O fato de os transgênicos terem sua origem em laboratórios de multinacionais pode explicar a rejeição, mas não a justifica. Muito menos quando se sabe que os técnicos e cientistas na linha de frente das pesquisas nessa área, no Brasil, estão na Embrapa.
A nova legislação, de qualquer forma, tem um importante aspecto positivo adicional, que é o de tornar legítima uma prática adotada no campo brasileiro há anos - até mesmo por assentados do Movimento dos Sem Terra, que, mostrando bom tino comercial, optaram pelo plantio e venda da soja transgênica.

Outra opinião
Fúria predatória
Olobby das indústrias de biotecnologia teve enorme êxito em mascarar o real objeto do Projeto de Lei da Biossegurança, escondendo-o atrás da polêmica acerca da liberação de pesquisas com células-tronco embrionárias e, desta forma, fazer passá-lo.
Originado no Poder Executivo, o PL foi encaminhado à Câmara dos Deputados com a exigência da realização de estudos de impacto sobre saúde e meio ambiente, previamente a liberações comerciais de transgênicos. Foi então contestado pelo lobby das indústrias no Congresso e parlamentares da bancada ruralista. A Câmara eliminou em sua votação as exigências de controle sobre pesquisa sobre transgênicos, mas introduziu um artigo sobre pesquisas com células-tronco embrionárias.
No Senado, os mesmos lobistas, acompanhados por crianças em cadeiras de rodas, dominaram o debate e fizeram passar um projeto de lei substitutivo, autorizando pesquisas com células embrionárias, e, de quebra, eliminando todas as exigências de avaliações de riscos nos processos de liberação comercial de transgênicos.
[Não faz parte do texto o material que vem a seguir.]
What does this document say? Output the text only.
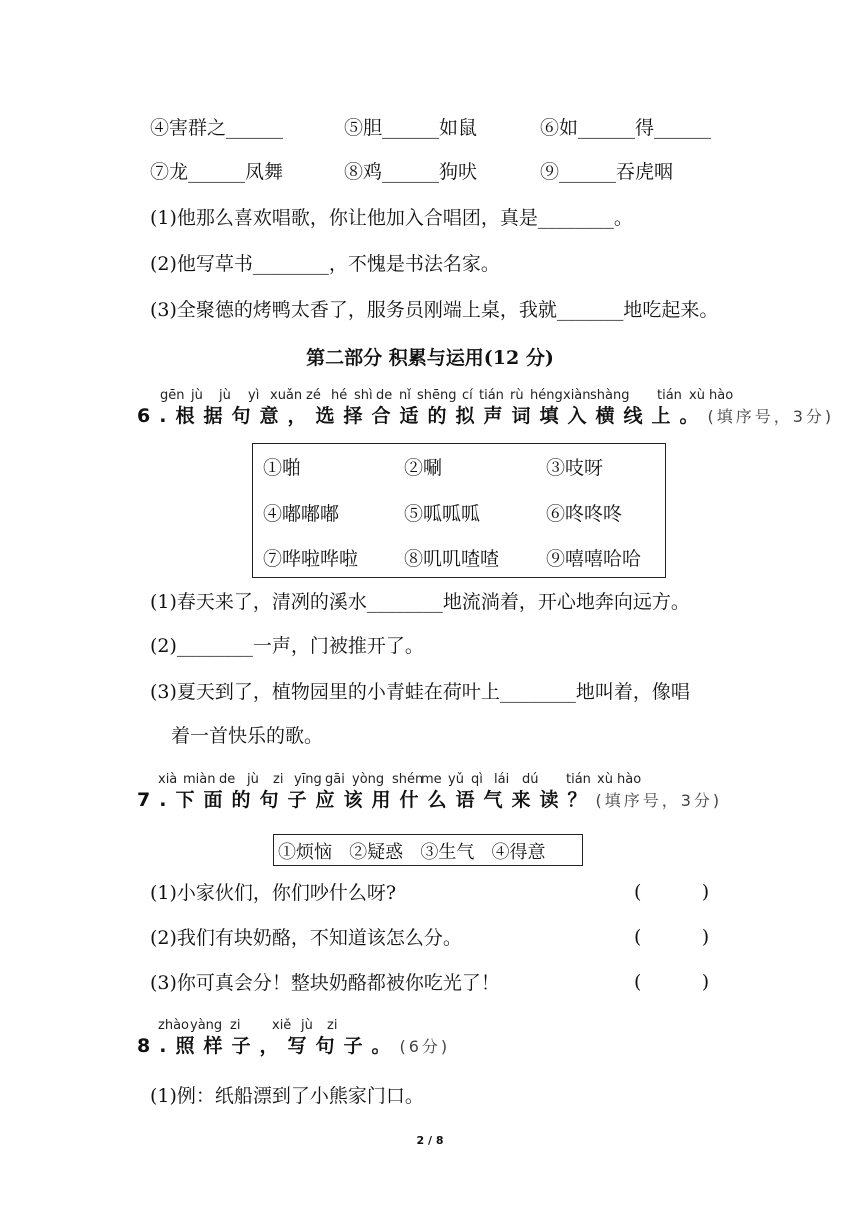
④害群之______	⑤胆______如鼠	⑥如______得______
⑦龙______凤舞	⑧鸡______狗吠	⑨______吞虎咽
(1)他那么喜欢唱歌，你让他加入合唱团，真是________。
(2)他写草书________，不愧是书法名家。
(3)全聚德的烤鸭太香了，服务员刚端上桌，我就_______地吃起来。
第二部分 积累与运用(12 分)
gēn jù jù yì xuǎn zé hé shì de nǐ shēng cí tián rù héng xiàn shàng tián xù hào
6.根据句意，选择合适的拟声词填入横线上。(填序号，3分)
①啪	②唰	③吱呀
④嘟嘟嘟	⑤呱呱呱	⑥咚咚咚
⑦哗啦哗啦 ⑧叽叽喳喳 ⑨嘻嘻哈哈
(1)春天来了，清冽的溪水________地流淌着，开心地奔向远方。
(2)________一声，门被推开了。
(3)夏天到了，植物园里的小青蛙在荷叶上________地叫着，像唱
着一首快乐的歌。
xià miàn de jù zi yīng gāi yòng shén
me yǔ qì lái dú tián xù hào
7.下面的句子应该用什么语气来读？(填序号，3分)
①烦恼   ②疑惑   ③生气   ④得意
(1)小家伙们，你们吵什么呀?	(          )
(2)我们有块奶酪，不知道该怎么分。	(          )
(3)你可真会分！整块奶酪都被你吃光了！	(          )
zhào yàng zi xiě jù zi
8.照样子，写句子。(6分)
(1)例：纸船漂到了小熊家门口。
2 / 8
De volta à Câmara para votação final, o PL ganhou destaque na mídia exatamente como propunha a indústria.
À véspera da votação pelo plenário, o principal telejornal do país pôs no ar uma reportagem apelativa, com dezenas de jovens em cadeiras de rodas, ocupando o salão verde, e o novo presidente da Casa, deputado Severino Cavalcanti, cercado de lobistas da indústria. O fato de que a liberação de transgênicos estava proposta na mesma lei sequer foi citado na reportagem.
Com a medida, quem ganha é a Monsanto, multinacional americana de sementes e agrotóxicos, que controla mais de 90% do mercado mundial de transgênicos. Já se prevê um significativo aumento nas vendas do herbicida Roundup, usado em associação com a soja transgênica e carro-chefe de vendas da empresa. A maior parte do lucro da Monsanto advém da venda de agrotóxicos, o que contribui para desmascarar o mito de que lavouras transgênicas usariam menos herbicidas do que as convencionais. No Brasil, a Monsanto passará a ganhar também com os royalties sobre a venda de suas sementes patenteadas.
Mas a sociedade civil continua mobilizada em torno do tema, aliada a inúmeros movimentos de resistência em âmbito internacional, e o trabalho de conscientização de agricultores e consumidores será o caminho para revertermos o processo de controle de nossa agricultura e alimentação pela fúria predatória das corporações transnacionais.

Flávia Londres é coordenadora do Programa de Segurança Alimentar da ActionAid Brasil.